On a souvent considéré que c'était U serinatu di Scappinu, de Salvatore Viale, mais en fait ce n'est que le premier texte imprimé, et pas manuscrit. On s'est aperçus, mais on n'est pas les premiers, Marc Biancarelli l'a souvent dit aussi, que le premier texte en langue corse, on le doit au chroniqueur médiéval Giovanni Della Grossa. 

Une littérature imprégnée de burlesque

Qu'est-ce qui caractérise la littérature corse, selon vous ? 
Ce qui nous a frappé, c'est qu'elle est a très longtemps été imprégnée de la tradition burlesque. Il y avait un côté comique qui s'est répété de génération en génération. La Dionomachia de Viale, par exemple, qui compte l'opposition entre deux villages à cause d'un âne tué au bord de la route, a inspiré de nombreux écrivains postérieurs. Cela a duré jusqu'à la première partie du XXème siècle. On riait de choses graves, de la mort...Et puis le Riacquistu a favorisé une création plus doloriste, si l'on peut dire. 
Vous êtes la première anthologie à sortir après le Goncourt de Ferrari. Ca a été une date charnière, selon vous ? 

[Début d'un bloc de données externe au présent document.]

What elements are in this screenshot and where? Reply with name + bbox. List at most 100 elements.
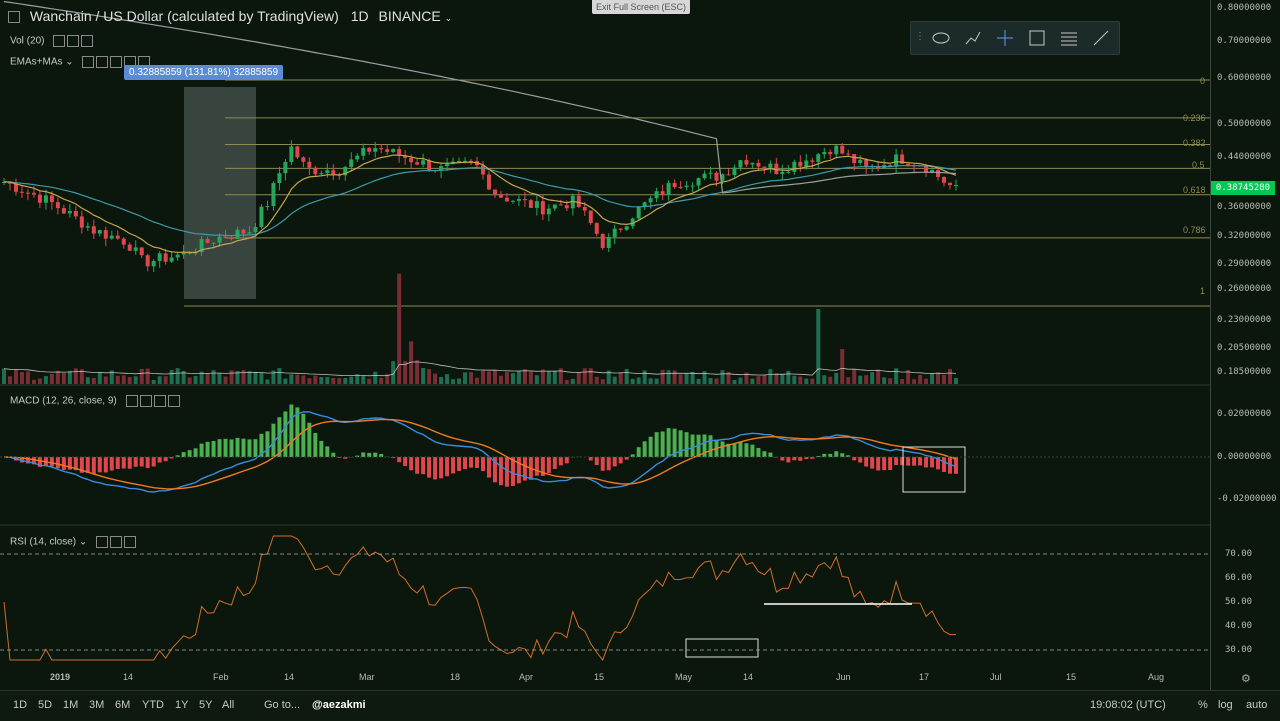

Oui, et il me semble qu'on commence à peine à le mesurer. Il a permis de parler de la Corse autrement, par le biais de la littérature. Avec beaucoup de recul, en développant une vision critique. Et puis il a ancré plus profondément la littérature corse au sein des maisons d'édition nationales. Regardez, en deux ans, le nombre d'auteurs corses qui ont été publiés par elles... Julien Battesti, Jean-Marc Graziani, Francesca Serra...
Il y a aussi un avant et un après Murtoriu, de Biancarelli, selon moi. Etre traduit, et publié, dans une maison d'édition comme Actes Sud, dans la collection littérature étrangère, cela restera comme une étape importante.